In her talk, Janet explores the experiences of occupational ill-health of male and female workers when they worked alongside each other, and their responses in managing health and in seeking reforms to an unhealthy work environment. She presents a rich, multi-layered narrative involving employers, workers, politicians, social reformers, and purveyors of medicines – with these different groups of actors being important in different situations as both individuals and as groups of men and women who daily calculated the health risks associated with work and who sought to address such risks within the boundary of what they deemed acceptable working conditions. This boundary was fluid and it only sometimes corresponded with either trade union or political agendas. Workers’ agency also varied depending on the relative personal, economic, and labour market constraints at play.
Janet Greenlees
Dr Janet Greenlees is a Senior Lecturer at Glasgow Caledonian University and Deputy Director of the Centre for the Social History of Health and Healthcare. Janet’s research interests extend across nineteenth and twentieth century Britain and America with a particular focus on occupational and environmental health, women’s health, and the textile industry. She has published numerous research articles in peer-reviewed journals including, Social History of Medicine, Medical History, Social History, and Urban History.
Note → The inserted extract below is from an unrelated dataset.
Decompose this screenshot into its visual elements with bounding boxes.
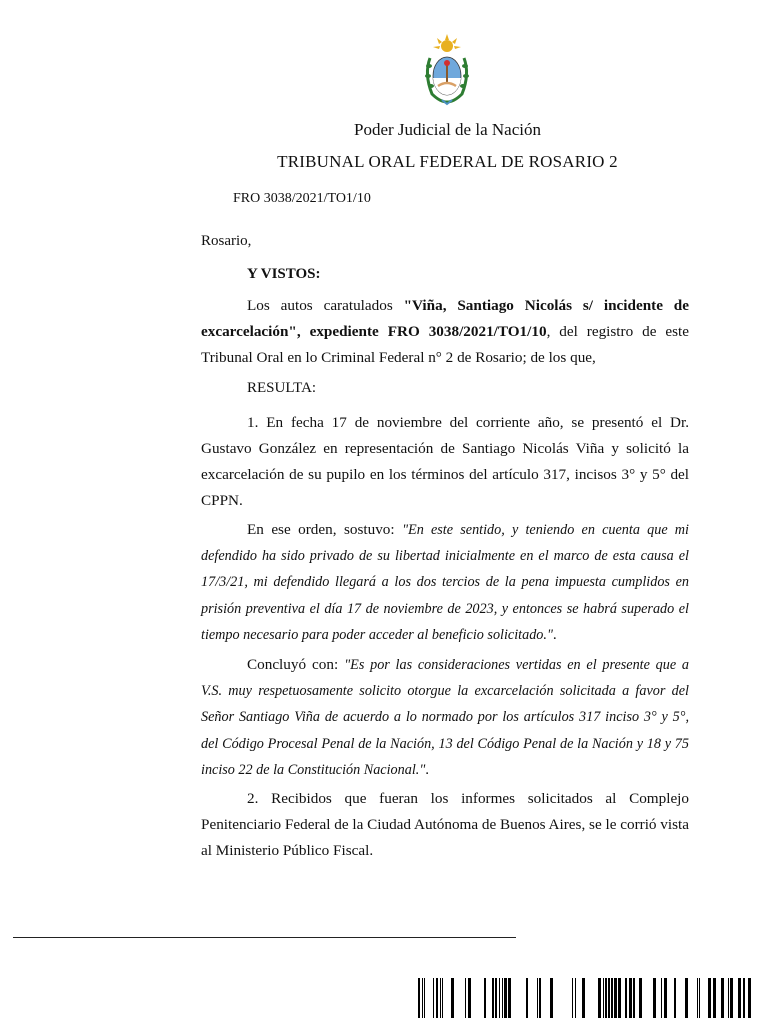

Janet has also edited the collected volumes Western Maternity and Medicine (2014) and Caring for the Poor in Twentieth Century Scotland (2015). Her monograph Female Labour Power: Women Workers’ Influence on Business Practices in the British and American Cotton Industries, c. 1790-1860 was published by Ashgate in 2007. She is currently working on a book, to be published by Rutgers University Press, provisionally titled, When Air Became Important: A Social History of the Working Environment in New England and Lancashire, c. 1860-1939.